Mereka berjanji akan membelanya dari segala ancaman. Perjanjian ini dinamakan
dengan perjanjian “Aqabah Kedua”.
Dalam
perjalanan ke Yatsrib nabi ditemani oleh Abu Bakar Ash-Shiddiq. Ketika di Quba,
sebuah desa yang jaraknya sekitar lima kilometer dari Yatsrib, nabi istirahat
beberapa hari lamanya. Dia menginap di rumah Kalsum bin Hindun. Di halaman
rumah ini nabi membangun sebuah mesjid. Inilah mesjid pertama yang dibangun
nabi, sebagai pusat peribadatan. Tak lama kemudian, Ali bin Abi Thalib menyusul
nabi, setelah menyelesaikan segala urusan di Mekah.
Sementara
itu, penduduk Yatsrib menunggu-nunggu kedatanganya. Waktu yang mereka
tunggu-tunggu itu tiba, mereka menyambut nabi dan kedua sahabatnya dengan penuh
kegembiraan. Sejak itu, sebagai penghormatan terhadap nabi, nama kota Yatsrib
diubah menjadi Madinatun Nabi (Kota Nabi) atau sering
disebut Madinatul Munawwarah (Kota yang bercahaya), karena
dari sanalah sinar Islam memancar keseluruh dunia.

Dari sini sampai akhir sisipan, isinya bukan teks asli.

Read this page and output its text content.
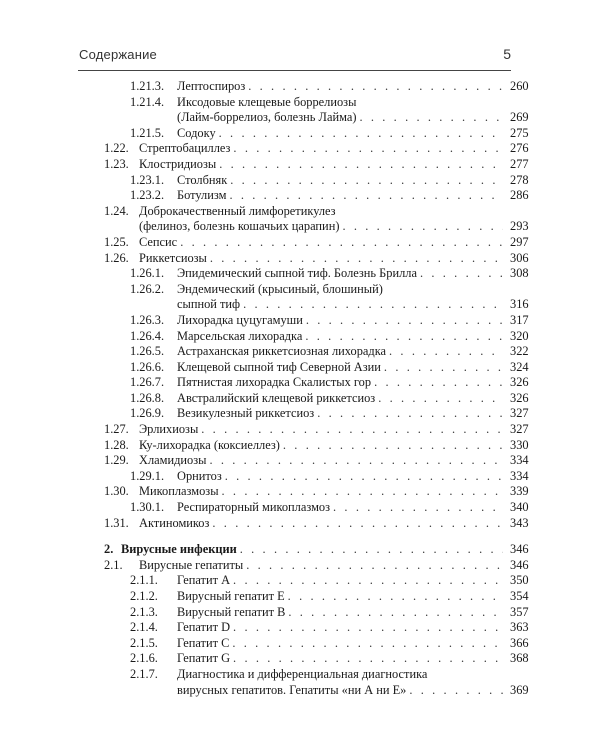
Содержание	5
1.21.3. Лептоспироз . . .	260
1.21.4. Иксодовые клещевые боррелиозы
(Лайм-боррелиоз, болезнь Лайма) . . .	269
1.21.5. Содоку . . .	275
1.22. Стрептобациллез . . .	276
1.23. Клостридиозы . . .	277
1.23.1. Столбняк . . .	278
1.23.2. Ботулизм . . .	286
1.24. Доброкачественный лимфоретикулез
(фелиноз, болезнь кошачьих царапин) . . .	293
1.25. Сепсис . . .	297
1.26. Риккетсиозы . . .	306
1.26.1. Эпидемический сыпной тиф. Болезнь Брилла . . .	308
1.26.2. Эндемический (крысиный, блошиный)
сыпной тиф . . .	316
1.26.3. Лихорадка цуцугамуши . . .	317
1.26.4. Марсельская лихорадка . . .	320
1.26.5. Астраханская риккетсиозная лихорадка . . .	322
1.26.6. Клещевой сыпной тиф Северной Азии . . .	324
1.26.7. Пятнистая лихорадка Скалистых гор . . .	326
1.26.8. Австралийский клещевой риккетсиоз . . .	326
1.26.9. Везикулезный риккетсиоз . . .	327
1.27. Эрлихиозы . . .	327
1.28. Ку-лихорадка (коксиеллез) . . .	330
1.29. Хламидиозы . . .	334
1.29.1. Орнитоз . . .	334
1.30. Микоплазмозы . . .	339
1.30.1. Респираторный микоплазмоз . . .	340
1.31. Актиномикоз . . .	343
2. Вирусные инфекции . . .	346
2.1. Вирусные гепатиты . . .	346
2.1.1. Гепатит А . . .	350
2.1.2. Вирусный гепатит Е . . .	354
2.1.3. Вирусный гепатит В . . .	357
2.1.4. Гепатит D . . .	363
2.1.5. Гепатит С . . .	366
2.1.6. Гепатит G . . .	368
2.1.7. Диагностика и дифференциальная диагностика
вирусных гепатитов. Гепатиты «ни А ни Е» . . .	369
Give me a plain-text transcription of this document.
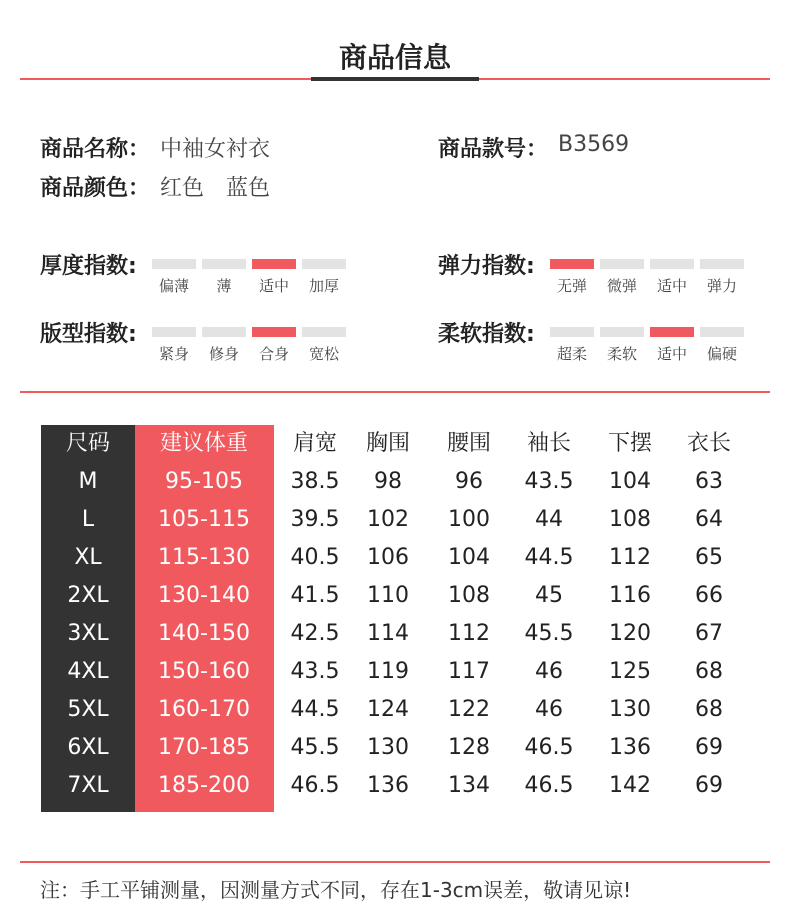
商品信息
商品名称： 中袖女衬衣	商品款号： B3569
商品颜色： 红色　蓝色
厚度指数:
偏薄	薄	适中	加厚
弹力指数:
无弹	微弹	适中	弹力
版型指数:
紧身	修身	合身	宽松
柔软指数:
超柔	柔软	适中	偏硬
尺码	建议体重	肩宽	胸围	腰围	袖长	下摆	衣长
M	95-105	38.5	98	96	43.5	104	63
L	105-115	39.5	102	100	44	108	64
XL	115-130	40.5	106	104	44.5	112	65
2XL	130-140	41.5	110	108	45	116	66
3XL	140-150	42.5	114	112	45.5	120	67
4XL	150-160	43.5	119	117	46	125	68
5XL	160-170	44.5	124	122	46	130	68
6XL	170-185	45.5	130	128	46.5	136	69
7XL	185-200	46.5	136	134	46.5	142	69
注：手工平铺测量，因测量方式不同，存在1-3cm误差，敬请见谅!
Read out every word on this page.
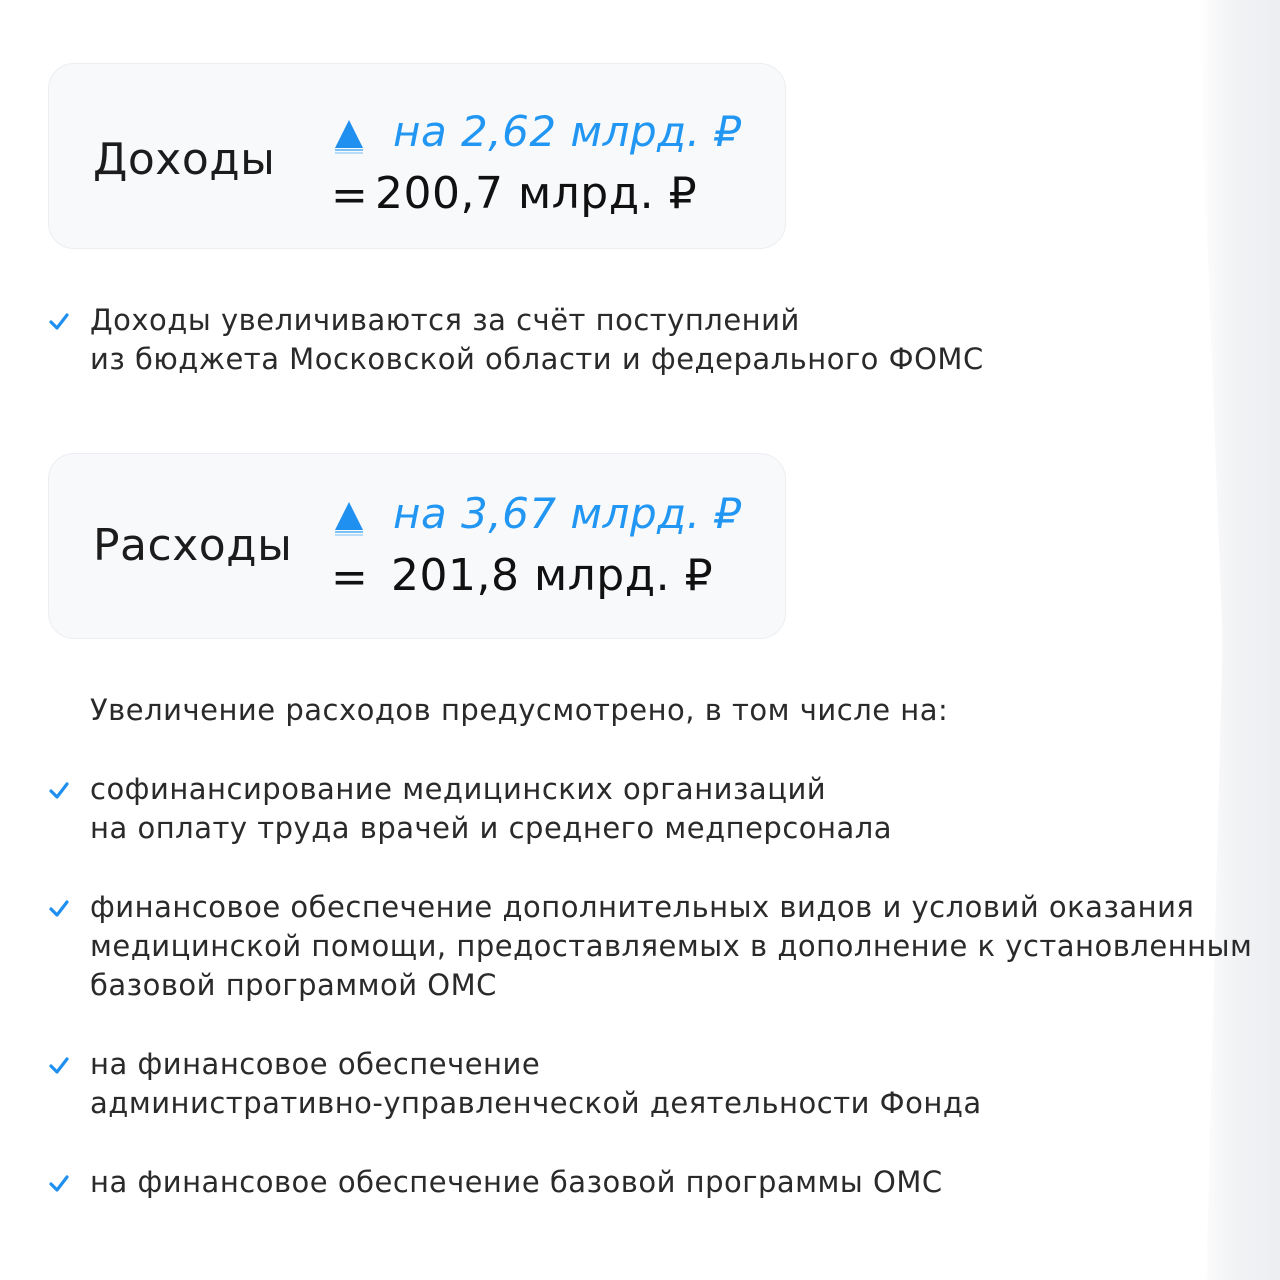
Доходы
на 2,62 млрд. ₽
= 200,7 млрд. ₽
Доходы увеличиваются за счёт поступлений
из бюджета Московской области и федерального ФОМС
Расходы
на 3,67 млрд. ₽
= 201,8 млрд. ₽
Увеличение расходов предусмотрено, в том числе на:
софинансирование медицинских организаций
на оплату труда врачей и среднего медперсонала
финансовое обеспечение дополнительных видов и условий оказания
медицинской помощи, предоставляемых в дополнение к установленным
базовой программой ОМС
на финансовое обеспечение
административно-управленческой деятельности Фонда
на финансовое обеспечение базовой программы ОМС
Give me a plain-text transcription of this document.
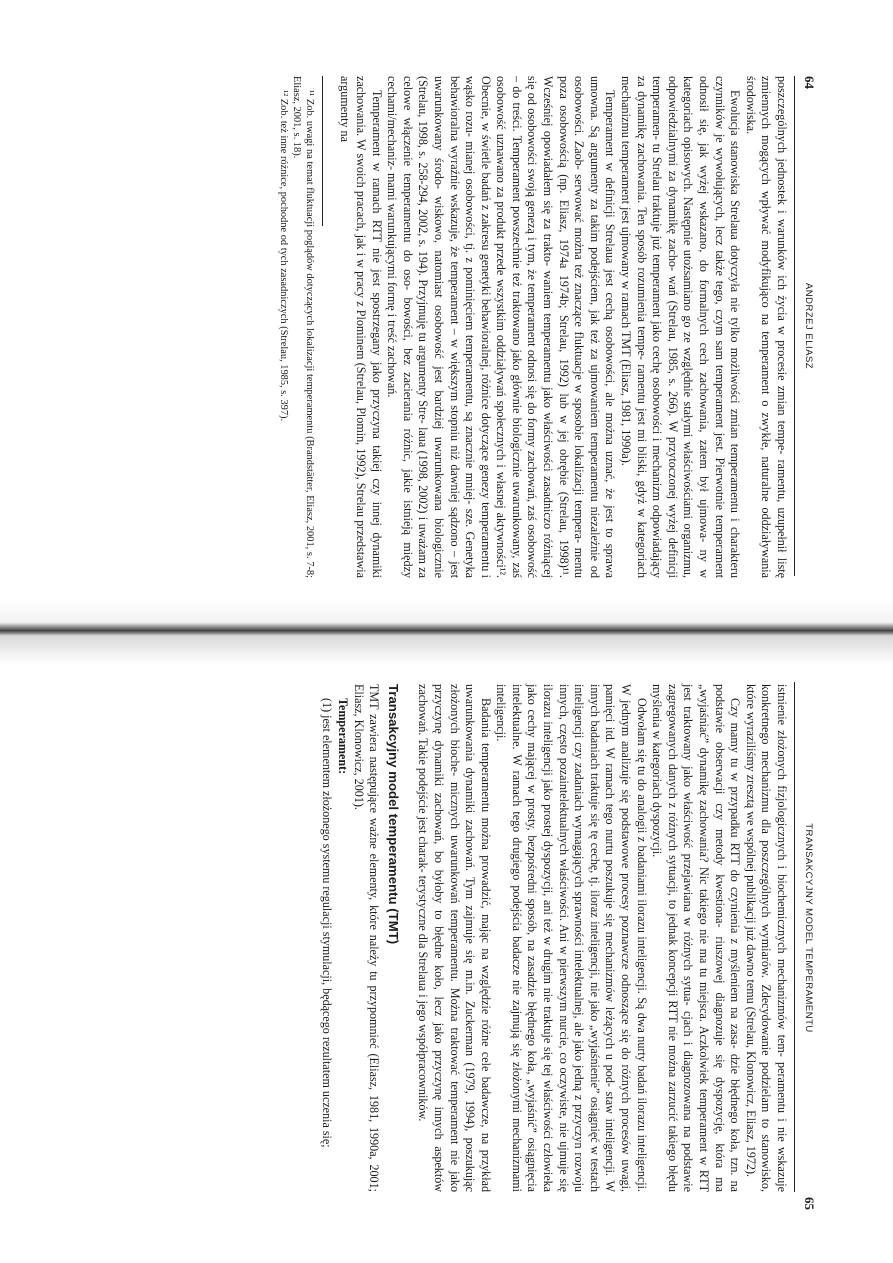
64
ANDRZEJ ELIASZ

poszczególnych jednostek i warunków ich życia w procesie zmian tempe- ramentu, uzupełnił listę zmiennych mogących wpływać modyfikująco na temperament o zwykłe, naturalne oddziaływania środowiska.

Ewolucja stanowiska Strelaua dotyczyła nie tylko możliwości zmian temperamentu i charakteru czynników je wywołujących, lecz także tego, czym sam temperament jest. Pierwotnie temperament odnosił się, jak wyżej wskazano, do formalnych cech zachowania, zatem był ujmowa- ny w kategoriach opisowych. Następnie utożsamiano go ze względnie stałymi właściwościami organizmu, odpowiedzialnymi za dynamikę zacho- wań (Strelau, 1985, s. 266). W przytoczonej wyżej definicji temperamen- tu Strelau traktuje już temperament jako cechę osobowości i mechanizm odpowiadający za dynamikę zachowania. Ten sposób rozumienia tempe- ramentu jest mi bliski, gdyż w kategoriach mechanizmu temperament jest ujmowany w ramach TMT (Eliasz, 1981, 1990a).

Temperament w definicji Strelaua jest cechą osobowości, ale można uznać, że jest to sprawa umowna. Są argumenty za takim podejściem, jak też za ujmowaniem temperamentu niezależnie od osobowości. Zaob- serwować można też znaczące fluktuacje w sposobie lokalizacji tempera- mentu poza osobowością (np. Eliasz, 1974a 1974b; Strelau, 1992) lub w jej obrębie (Strelau, 1998)¹¹. Wcześniej opowiadałem się za trakto- waniem temperamentu jako właściwości zasadniczo różniącej się od osobowości swoją genezą i tym, że temperament odnosi się do formy zachowań, zaś osobowość – do treści. Temperament powszechnie też traktowano jako głównie biologicznie uwarunkowany, zaś osobowość uznawano za produkt przede wszystkim oddziaływań społecznych i własnej aktywności¹². Obecnie, w świetle badań z zakresu genetyki behawioralnej, różnice dotyczące genezy temperamentu i wąsko rozu- mianej osobowości, tj. z pominięciem temperamentu, są znacznie mniej- sze. Genetyka behawioralna wyraźnie wskazuje, że temperament – w większym stopniu niż dawniej sądzono – jest uwarunkowany środo- wiskowo, natomiast osobowość jest bardziej uwarunkowana biologicznie (Strelau, 1998, s. 258-294, 2002, s. 194). Przyjmuję tu argumenty Stre- laua (1998, 2002) i uważam za celowe włączenie temperamentu do oso- bowości, bez zacierania różnic, jakie istnieją między cechami/mechaniz- mami warunkującymi formę i treść zachowań.

Temperament w ramach RTT nie jest spostrzegany jako przyczyna takiej czy innej dynamiki zachowania. W swoich pracach, jak i w pracy z Plominem (Strelau, Plomin, 1992), Strelau przedstawia argumenty na

¹¹ Zob. uwagi na temat fluktuacji poglądów dotyczących lokalizacji temperamentu (Brandstätter, Eliasz, 2001, s. 7-8; Eliasz, 2001, s. 18).

¹² Zob. też inne różnice, pochodne od tych zasadniczych (Strelau, 1985, s. 397).

TRANSAKCYJNY MODEL TEMPERAMENTU
65

istnienie złożonych fizjologicznych i biochemicznych mechanizmów tem- peramentu i nie wskazuje konkretnego mechanizmu dla poszczególnych wymiarów. Zdecydowanie podzielam to stanowisko, które wyraziliśmy zresztą we wspólnej publikacji już dawno temu (Strelau, Klonowicz, Eliasz, 1972).

Czy mamy tu w przypadku RTT do czynienia z myśleniem na zasa- dzie błędnego koła, tzn. na podstawie obserwacji czy metody kwestiona- riuszowej diagnozuje się dyspozycję, która ma „wyjaśniać” dynamikę zachowania? Nic takiego nie ma tu miejsca. Aczkolwiek temperament w RTT jest traktowany jako właściwość przejawiana w różnych sytua- cjach i diagnozowana na podstawie zagregowanych danych z różnych sytuacji, to jednak koncepcji RTT nie można zarzucić takiego błędu myślenia w kategoriach dyspozycji.

Odwołam się tu do analogii z badaniami ilorazu inteligencji. Są dwa nurty badań ilorazu inteligencji. W jednym analizuje się podstawowe procesy poznawcze odnoszące się do różnych procesów uwagi, pamięci itd. W ramach tego nurtu poszukuje się mechanizmów leżących u pod- staw inteligencji. W innych badaniach traktuje się tę cechę, tj. iloraz inteligencji, nie jako „wyjaśnienie” osiągnięć w testach inteligencji czy zadaniach wymagających sprawności intelektualnej, ale jako jedną z przyczyn rozwoju innych, często pozaintelektualnych właściwości. Ani w pierwszym nurcie, co oczywiste, nie ujmuje się ilorazu inteligencji jako prostej dyspozycji, ani też w drugim nie traktuje się tej właściwości człowieka jako cechy mającej w prosty, bezpośredni sposób, na zasadzie błędnego koła, „wyjaśnić” osiągnięcia intelektualne. W ramach tego drugiego podejścia badacze nie zajmują się złożonymi mechanizmami inteligencji.

Badania temperamentu można prowadzić, mając na względzie różne cele badawcze, na przykład uwarunkowania dynamiki zachowań. Tym zajmuje się m.in. Zuckerman (1979, 1994), poszukując złożonych bioche- micznych uwarunkowań temperamentu. Można traktować temperament nie jako przyczynę dynamiki zachowań, bo byłoby to błędne koło, lecz jako przyczynę innych aspektów zachowań. Takie podejście jest charak- terystyczne dla Strelaua i jego współpracowników.

Transakcyjny model temperamentu (TMT)

TMT zawiera następujące ważne elementy, które należy tu przypomnieć (Eliasz, 1981, 1990a, 2001; Eliasz, Klonowicz, 2001).

Temperament:

(1) jest elementem złożonego systemu regulacji stymulacji, będącego rezultatem uczenia się;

Kejadian itu disebut dengan “hijrah”
bukan sepenuhnya sebuah “pelarian”, tetapi merupakan rencana perpindahan yang
telah dipertimbangkan secara seksama selama sekitar dua tahun sebelumnya. Tujuh
belas tahun kemudian, Khalifah Umar bin Khattab menetapkan saat terjadinya
peristiwa hijrah sebagai awal tahun Islam, atau tahun qamariyah.
Lintasan
Sejarah Perjalanan Nabi Muhammad Saw.
571 Kelahiran
Nabi Muhammad Saw.
575/576 Ikut Ibunya ke Madinah untuk berjiarah ke
makam ayahnya, tahun itu juga Aminah (ibunya) meninggal dunia.
578 Abdul
Muthalib (kakek) meninggal dunia.
595 Menikah
dengan Khadijah
610 Awal
risalah Nabi Muhammad
613
Periode dakwah pertama
(diam-diam)
615 Hijrah
ke Abbesina
616-619 Boikot terhadap Bani Hasyim
619 Kematian Khadijah
dan Abu Thalib; Nabi Muhammad mencari dukungan ke Thaif
621 Persetujuan Aqabah I dengan orang
Madinah
622 Persetujuan Aqabah II, dan hijrah ke
Madinah
C.
Akhir Masa Kerasulan
1.
Nabi Muhammad Saw Hijrah ke Madinah
·
Mengenal masyarakat Madinah sebelum
Islam Datang
Kota Madinah sebelumnya bernama
Yatsrib. Kota Madinah dikenal setelah masuknya Islam ke kota ini. Madinah juga
dikenal dengan Madinatun Nabi (Masjid Nabi) atau al-Madinah al-Munawwarah (Kota yang Bercahaya). Keadaan sosial
masyarakat Yatsrib sebelum kedatangan Nabi Muhammad Saw. memiliki beberapa
kemiripan dengan keadaan di Makkah. Suku-suku dan kelompok masyarakat yang
tinggal di sana berperang satu sama lain. Tidak ada suatu model pemerintahan yang
mengatur kehidupan masyarakatnya, seperti halnya kerajaan. Kekuasaan berada di
tangan suku-suku atau kelompok tertentu secara bergantian. Bergantung kepada
siapa yang paling kuat di antara mereka. Keadaan yang sedikit membedakan antara
Makkah dengan Madinah adalah situasi alam dan watak penduduknya. Madinah
merupakan kota pertanian yang subur. Menurut Husen Haikal, penulis buku Sejarah
Hidup Muhammad, Madinah merupakan kota yang makmur dan subur dengan
pertaniannya. Air yang tersedia di kota ini mencukupi untuk membangun
pertanian. Kota ini dikelilingi oleh
gunung berbatu.
Wilayah terpenting dari kota ini
adalah daerah Harrah Waqim di sebelah timur, dan Harrah al-Wabarah di bagian
barat. Harrah Waqim tanahnya lebih subur dan lebih banyak jumlah penduduknya
dibanding Harrah al-Wabarah. Bukit Uhud terletak di sebelah utara Madinah, dan
bukit Atsir ada di bagian barat daya. Di
Madinah juga terdapat banyak lembah, yang paling terkenal di antaranya adalah
Wadi Bathan, Mudhainib, Mahzur, dan al-Aqiq. Lembah atau ngarai ini mengalir dari
selatan ke utara. Karena penduduknya yang kebanyakan bertani, maka watak mereka
lebih tenang di banding penduduk Makkah. Sebelum munculnya suku Aus dan Khazraj
sebagai suku yang menonjol, yang berkuasa di Madinah adalah orang-orang Yahudi.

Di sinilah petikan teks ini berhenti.